In 2000, Peruvian President Alberto Fujimori easily won a runoff election but nationwide demonstrations against him continued and he would resign in September.

In 2002, scientists said the Mars Odyssey found evidence of ice deposits on Mars.

In 2003, U.S. President George W. Bush signed into law his modified tax-reduction plan, which lowered the tax rate for upper- and middle-income taxpayers and trimmed rates on capital gains and dividends.

In 2008, Nepal's newly elected Constituent Assembly voted to dissolve the 239-year-old monarchy and form a republic. King Gyanendra was given 15 days to step down.

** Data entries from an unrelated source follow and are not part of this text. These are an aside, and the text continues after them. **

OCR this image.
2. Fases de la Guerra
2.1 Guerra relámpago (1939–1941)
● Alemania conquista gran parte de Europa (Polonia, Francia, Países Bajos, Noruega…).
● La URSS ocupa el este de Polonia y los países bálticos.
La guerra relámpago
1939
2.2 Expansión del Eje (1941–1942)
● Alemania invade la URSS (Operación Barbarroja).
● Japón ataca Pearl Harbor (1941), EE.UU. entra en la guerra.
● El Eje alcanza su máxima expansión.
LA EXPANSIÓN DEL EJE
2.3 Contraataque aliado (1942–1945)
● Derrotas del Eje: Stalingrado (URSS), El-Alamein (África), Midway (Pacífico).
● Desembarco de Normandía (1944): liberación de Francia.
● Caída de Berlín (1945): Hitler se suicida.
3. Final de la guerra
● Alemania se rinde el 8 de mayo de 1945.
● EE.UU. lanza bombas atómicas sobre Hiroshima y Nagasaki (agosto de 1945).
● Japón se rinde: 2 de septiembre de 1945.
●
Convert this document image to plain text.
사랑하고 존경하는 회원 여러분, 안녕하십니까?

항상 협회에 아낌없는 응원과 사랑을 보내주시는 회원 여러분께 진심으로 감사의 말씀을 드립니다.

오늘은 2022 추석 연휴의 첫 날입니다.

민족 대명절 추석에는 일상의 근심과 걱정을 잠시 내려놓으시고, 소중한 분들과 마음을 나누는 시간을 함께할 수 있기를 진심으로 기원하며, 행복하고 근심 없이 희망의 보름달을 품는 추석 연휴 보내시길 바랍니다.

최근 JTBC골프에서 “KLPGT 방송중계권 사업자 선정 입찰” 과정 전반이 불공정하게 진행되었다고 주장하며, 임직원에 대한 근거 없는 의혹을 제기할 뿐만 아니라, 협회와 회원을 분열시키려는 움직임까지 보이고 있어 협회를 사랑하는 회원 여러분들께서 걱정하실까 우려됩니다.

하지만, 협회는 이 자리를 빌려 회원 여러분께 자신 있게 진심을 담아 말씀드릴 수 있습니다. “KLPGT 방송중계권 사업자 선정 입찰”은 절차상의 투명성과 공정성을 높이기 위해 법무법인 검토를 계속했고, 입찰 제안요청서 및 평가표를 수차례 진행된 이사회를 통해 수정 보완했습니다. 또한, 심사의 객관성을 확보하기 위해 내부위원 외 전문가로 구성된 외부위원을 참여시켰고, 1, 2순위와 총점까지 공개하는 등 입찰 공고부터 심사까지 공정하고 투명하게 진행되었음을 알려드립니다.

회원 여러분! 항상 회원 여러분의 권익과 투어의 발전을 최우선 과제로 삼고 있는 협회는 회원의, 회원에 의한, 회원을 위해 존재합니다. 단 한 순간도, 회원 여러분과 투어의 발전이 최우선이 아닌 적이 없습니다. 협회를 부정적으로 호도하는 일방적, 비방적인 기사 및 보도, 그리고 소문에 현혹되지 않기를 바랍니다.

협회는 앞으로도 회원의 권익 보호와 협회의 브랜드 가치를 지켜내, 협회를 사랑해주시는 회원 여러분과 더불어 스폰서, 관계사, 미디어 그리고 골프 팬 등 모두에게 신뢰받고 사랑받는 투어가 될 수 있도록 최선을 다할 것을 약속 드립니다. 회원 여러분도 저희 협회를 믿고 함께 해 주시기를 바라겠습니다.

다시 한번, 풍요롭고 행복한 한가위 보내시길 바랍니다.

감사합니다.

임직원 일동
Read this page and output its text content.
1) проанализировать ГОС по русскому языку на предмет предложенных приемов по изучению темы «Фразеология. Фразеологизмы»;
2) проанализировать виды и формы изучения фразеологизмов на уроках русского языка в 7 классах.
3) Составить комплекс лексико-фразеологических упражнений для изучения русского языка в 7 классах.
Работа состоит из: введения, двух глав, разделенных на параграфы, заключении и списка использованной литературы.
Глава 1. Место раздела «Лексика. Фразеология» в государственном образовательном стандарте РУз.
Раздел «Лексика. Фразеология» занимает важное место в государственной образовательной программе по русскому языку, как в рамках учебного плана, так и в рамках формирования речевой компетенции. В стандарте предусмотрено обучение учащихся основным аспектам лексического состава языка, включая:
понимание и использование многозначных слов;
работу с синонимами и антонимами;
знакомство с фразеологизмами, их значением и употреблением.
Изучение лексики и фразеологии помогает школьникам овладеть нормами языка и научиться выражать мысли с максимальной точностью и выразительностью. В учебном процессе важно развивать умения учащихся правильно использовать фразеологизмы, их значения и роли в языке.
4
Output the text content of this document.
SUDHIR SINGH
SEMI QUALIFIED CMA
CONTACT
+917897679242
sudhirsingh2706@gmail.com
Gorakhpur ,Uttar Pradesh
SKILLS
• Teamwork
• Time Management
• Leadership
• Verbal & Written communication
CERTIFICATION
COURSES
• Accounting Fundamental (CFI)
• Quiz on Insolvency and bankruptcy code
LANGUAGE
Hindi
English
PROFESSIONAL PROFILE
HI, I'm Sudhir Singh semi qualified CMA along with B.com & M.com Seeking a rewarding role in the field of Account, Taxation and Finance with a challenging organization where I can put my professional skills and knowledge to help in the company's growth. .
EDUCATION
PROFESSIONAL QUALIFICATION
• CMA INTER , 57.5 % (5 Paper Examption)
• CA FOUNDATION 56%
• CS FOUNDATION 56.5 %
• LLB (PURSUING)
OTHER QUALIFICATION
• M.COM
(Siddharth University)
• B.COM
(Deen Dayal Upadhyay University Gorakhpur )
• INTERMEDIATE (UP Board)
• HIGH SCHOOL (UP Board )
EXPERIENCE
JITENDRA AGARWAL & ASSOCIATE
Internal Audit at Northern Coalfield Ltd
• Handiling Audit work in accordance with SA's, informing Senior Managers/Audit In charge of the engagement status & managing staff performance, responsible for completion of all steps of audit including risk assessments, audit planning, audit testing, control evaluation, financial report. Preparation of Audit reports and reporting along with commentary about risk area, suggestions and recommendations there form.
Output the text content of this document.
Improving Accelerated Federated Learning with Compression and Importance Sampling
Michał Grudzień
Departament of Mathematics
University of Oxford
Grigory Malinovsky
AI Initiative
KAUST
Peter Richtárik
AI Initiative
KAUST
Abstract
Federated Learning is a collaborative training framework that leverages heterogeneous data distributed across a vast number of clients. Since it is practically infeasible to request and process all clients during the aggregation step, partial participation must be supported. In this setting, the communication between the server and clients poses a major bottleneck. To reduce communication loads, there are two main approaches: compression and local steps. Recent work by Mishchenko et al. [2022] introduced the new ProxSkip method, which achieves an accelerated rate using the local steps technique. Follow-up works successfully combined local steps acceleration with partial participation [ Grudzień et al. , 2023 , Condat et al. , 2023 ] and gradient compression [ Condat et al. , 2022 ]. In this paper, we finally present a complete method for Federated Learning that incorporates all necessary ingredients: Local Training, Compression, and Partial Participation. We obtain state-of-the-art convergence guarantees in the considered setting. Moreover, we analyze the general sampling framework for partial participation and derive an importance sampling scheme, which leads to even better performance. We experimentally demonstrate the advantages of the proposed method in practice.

In 2010, economic uncertainties in America and Europe were blamed for the U.S. stock market's worst May since 1940. The Dow Jones industrial average ended the month down 7.9 percent, the Standard and Poor's 500 had an 8.2 percent drop in May and the Nasdaq composite was down 8.3 percent.

In 2011, Egypt opened the Rafah crossing between Sinai and Gaza to Palestinians, ending a four-year enforcement of the Israeli blockade. Israel voiced fears of increased arms trafficking.

In 2012, U.S. President Barack Obama, in a Memorial Day address at Arlington National Cemetery, said: "For the first time in nine years, Americans are not fighting or dying in Iraq. We are winding down the war in Afghanistan and our troops will continue to come home."


A thought for the day: Ambrose Bierce defined painting as "The art of protecting flat surfaces from the weather and exposing them to the critic."